Se seu cartão de crédito também lhe “oferece” esse serviço e você não o deseja, tente fazer o mesmo. Procure convencer ao banco que, de fato, para quem o quer, o serviço é realmente uma mão na roda mas para quem não o deseja e desconhece a senha implica grave risco de vida. Veja o tipo de “solução” que lhe será sugerida (a mim tiveram o desplante de oferecer nova senha e reduzir o limite para diminuir o eventual prejuízo). Assombre-se diante da insensibilidade face ao risco a que submetem os clientes por pura cupidez. Assuste-se frente à recusa. E descubra que não tem jeito: querendo ou não, se você precisa do cartão de crédito, vai ter que engolir o serviço que lhe é enfiado goela abaixo e viver sobressaltado enquanto carregar aquela bomba-relógio.

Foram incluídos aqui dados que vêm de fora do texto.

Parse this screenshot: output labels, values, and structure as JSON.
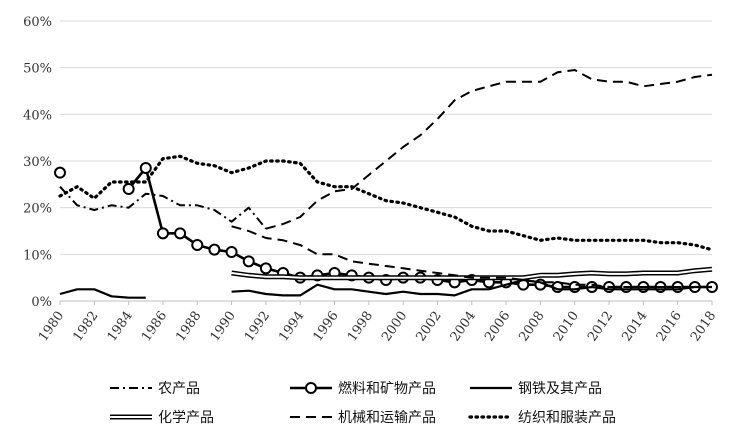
{
  "chart_data": {
    "type": "line",
    "title": "",
    "xlabel": "",
    "ylabel": "",
    "xlim": [
      1980,
      2018
    ],
    "ylim": [
      0,
      60
    ],
    "y_tick_values": [
      0,
      10,
      20,
      30,
      40,
      50,
      60
    ],
    "y_tick_labels": [
      "0%",
      "10%",
      "20%",
      "30%",
      "40%",
      "50%",
      "60%"
    ],
    "x_tick_values": [
      1980,
      1982,
      1984,
      1986,
      1988,
      1990,
      1992,
      1994,
      1996,
      1998,
      2000,
      2002,
      2004,
      2006,
      2008,
      2010,
      2012,
      2014,
      2016,
      2018
    ],
    "x_tick_labels": [
      "1980",
      "1982",
      "1984",
      "1986",
      "1988",
      "1990",
      "1992",
      "1994",
      "1996",
      "1998",
      "2000",
      "2002",
      "2004",
      "2006",
      "2008",
      "2010",
      "2012",
      "2014",
      "2016",
      "2018"
    ],
    "grid": "horizontal",
    "legend_position": "bottom",
    "series": [
      {
        "name": "农产品",
        "style": "dash-dot",
        "color": "#000000",
        "x": [
          1980,
          1981,
          1982,
          1983,
          1984,
          1985,
          1986,
          1987,
          1988,
          1989,
          1990,
          1991,
          1992
        ],
        "values": [
          24.5,
          20.5,
          19.5,
          20.5,
          20.0,
          23.0,
          22.5,
          20.5,
          20.5,
          19.5,
          17.0,
          20.0,
          15.5
        ]
      },
      {
        "name": "燃料和矿物产品",
        "style": "circle-markers",
        "color": "#000000",
        "segments": [
          {
            "x": [
              1980
            ],
            "values": [
              27.5
            ]
          },
          {
            "x": [
              1984,
              1985,
              1986,
              1987,
              1988,
              1989,
              1990,
              1991,
              1992,
              1993,
              1994,
              1995,
              1996,
              1997,
              1998,
              1999,
              2000,
              2001,
              2002,
              2003,
              2004,
              2005,
              2006,
              2007,
              2008,
              2009,
              2010,
              2011,
              2012,
              2013,
              2014,
              2015,
              2016,
              2017,
              2018
            ],
            "values": [
              24.0,
              28.5,
              14.5,
              14.5,
              12.0,
              11.0,
              10.5,
              8.5,
              7.0,
              6.0,
              5.0,
              5.5,
              6.0,
              5.5,
              5.0,
              4.5,
              5.0,
              5.0,
              4.5,
              4.0,
              4.5,
              4.0,
              4.0,
              3.5,
              3.5,
              3.0,
              3.0,
              3.0,
              3.0,
              3.0,
              3.0,
              3.0,
              3.0,
              3.0,
              3.0
            ]
          }
        ]
      },
      {
        "name": "钢铁及其产品",
        "style": "solid",
        "color": "#000000",
        "segments": [
          {
            "x": [
              1980,
              1981,
              1982,
              1983,
              1984,
              1985
            ],
            "values": [
              1.5,
              2.5,
              2.5,
              1.0,
              0.7,
              0.7
            ]
          },
          {
            "x": [
              1990,
              1991,
              1992,
              1993,
              1994,
              1995,
              1996,
              1997,
              1998,
              1999,
              2000,
              2001,
              2002,
              2003,
              2004,
              2005,
              2006,
              2007,
              2008,
              2009,
              2010,
              2011,
              2012,
              2013,
              2014,
              2015,
              2016,
              2017,
              2018
            ],
            "values": [
              2.0,
              2.2,
              1.5,
              1.2,
              1.2,
              3.5,
              2.5,
              2.5,
              2.0,
              1.5,
              2.0,
              1.5,
              1.5,
              1.2,
              2.5,
              2.5,
              3.5,
              4.5,
              4.0,
              2.5,
              2.5,
              3.0,
              2.5,
              2.5,
              2.5,
              2.5,
              2.5,
              3.0,
              3.0
            ]
          }
        ]
      },
      {
        "name": "化学产品",
        "style": "double-line",
        "color": "#000000",
        "x": [
          1990,
          1991,
          1992,
          1993,
          1994,
          1995,
          1996,
          1997,
          1998,
          1999,
          2000,
          2001,
          2002,
          2003,
          2004,
          2005,
          2006,
          2007,
          2008,
          2009,
          2010,
          2011,
          2012,
          2013,
          2014,
          2015,
          2016,
          2017,
          2018
        ],
        "values": [
          6.0,
          5.5,
          5.2,
          5.2,
          5.0,
          5.0,
          5.0,
          5.0,
          5.0,
          5.0,
          5.0,
          5.0,
          5.0,
          5.0,
          5.0,
          5.0,
          5.0,
          5.0,
          5.5,
          5.5,
          5.8,
          6.0,
          5.8,
          5.8,
          6.0,
          6.0,
          6.0,
          6.5,
          6.8
        ]
      },
      {
        "name": "机械和运输产品",
        "style": "dashed",
        "color": "#000000",
        "x": [
          1990,
          1991,
          1992,
          1993,
          1994,
          1995,
          1996,
          1997,
          1998,
          1999,
          2000,
          2001,
          2002,
          2003,
          2004,
          2005,
          2006,
          2007,
          2008,
          2009,
          2010,
          2011,
          2012,
          2013,
          2014,
          2015,
          2016,
          2017,
          2018
        ],
        "values": [
          16.0,
          15.0,
          13.5,
          13.0,
          12.0,
          10.0,
          10.0,
          8.5,
          8.0,
          7.5,
          7.0,
          6.5,
          6.0,
          5.5,
          5.0,
          5.0,
          5.0,
          4.5,
          4.0,
          4.0,
          3.5,
          3.5,
          3.0,
          3.0,
          3.0,
          3.0,
          3.0,
          3.0,
          3.0
        ]
      },
      {
        "name": "机械和运输产品",
        "style": "dashed",
        "color": "#000000",
        "x": [
          1992,
          1993,
          1994,
          1995,
          1996,
          1997,
          1998,
          1999,
          2000,
          2001,
          2002,
          2003,
          2004,
          2005,
          2006,
          2007,
          2008,
          2009,
          2010,
          2011,
          2012,
          2013,
          2014,
          2015,
          2016,
          2017,
          2018
        ],
        "values": [
          15.5,
          16.5,
          18.0,
          21.5,
          23.5,
          24.0,
          27.0,
          30.0,
          33.0,
          35.5,
          39.0,
          43.0,
          45.0,
          46.0,
          47.0,
          47.0,
          47.0,
          49.0,
          49.5,
          47.5,
          47.0,
          47.0,
          46.0,
          46.5,
          47.0,
          48.0,
          48.5
        ]
      },
      {
        "name": "纺织和服装产品",
        "style": "dotted",
        "color": "#000000",
        "x": [
          1980,
          1981,
          1982,
          1983,
          1984,
          1985,
          1986,
          1987,
          1988,
          1989,
          1990,
          1991,
          1992,
          1993,
          1994,
          1995,
          1996,
          1997,
          1998,
          1999,
          2000,
          2001,
          2002,
          2003,
          2004,
          2005,
          2006,
          2007,
          2008,
          2009,
          2010,
          2011,
          2012,
          2013,
          2014,
          2015,
          2016,
          2017,
          2018
        ],
        "values": [
          22.5,
          24.5,
          22.0,
          25.5,
          25.5,
          25.5,
          30.5,
          31.0,
          29.5,
          29.0,
          27.5,
          28.5,
          30.0,
          30.0,
          29.5,
          25.5,
          24.5,
          24.5,
          23.0,
          21.5,
          21.0,
          20.0,
          19.0,
          18.0,
          16.0,
          15.0,
          15.0,
          14.0,
          13.0,
          13.5,
          13.0,
          13.0,
          13.0,
          13.0,
          13.0,
          12.5,
          12.5,
          12.0,
          11.0
        ]
      }
    ]
  },
  "legend": {
    "items": [
      {
        "label": "农产品",
        "style": "dash-dot"
      },
      {
        "label": "燃料和矿物产品",
        "style": "circle-markers"
      },
      {
        "label": "钢铁及其产品",
        "style": "solid"
      },
      {
        "label": "化学产品",
        "style": "double-line"
      },
      {
        "label": "机械和运输产品",
        "style": "dashed"
      },
      {
        "label": "纺织和服装产品",
        "style": "dotted"
      }
    ]
  }
}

Naturalmente não sou contra o serviço – desde que seja facultativo. Obrigatório, não quero. O que me levou a manter apenas um terceiro cartão de crédito. Que não oferece o serviço e não põe minha vida em risco.

Pois se há quem tente me obrigar a ter o que não quero, há serviços que quero e já não tenho. Como o que me era prestado pelo Detran-RJ. Para saber quantos pontos tinha acumulado no prontuário, bastava ao cidadão consultar o sítio do Detran em <www.detran.rj.gov.br>. Mas desde outubro passado, no atalho correspondente se encontrava apenas uma página informando que o serviço fora suspenso temporariamente. Atualmente, nem isso. O que me leva a crer que não mais retornará.

Ora, se a informação era fornecida é porque é possível fornecê-la. Portanto, o problema não há de ser tecnológico. Então por que um serviço tão útil foi interrompido?

Saber em  quantos pontos foi penalizado é um direito do cidadão. Na página principal do sítio, a Mensagem do Presidente informa que “o acesso democrático à informação é o principal objetivo da home-page do Detran-RJ”. E acrescenta que o órgão está com “os pés e os olhos no futuro para melhor servir a seu único patrão, o povo do Estado do Rio de Janeiro”.

Então, por favor, avisem ao Presidente que o patrão dele quer de volta o serviço tão útil que lhe foi subtraído. E que suspender algo que funcionava perfeitamente é andar para trás e não combina com quem está com os pés e olhos no futuro.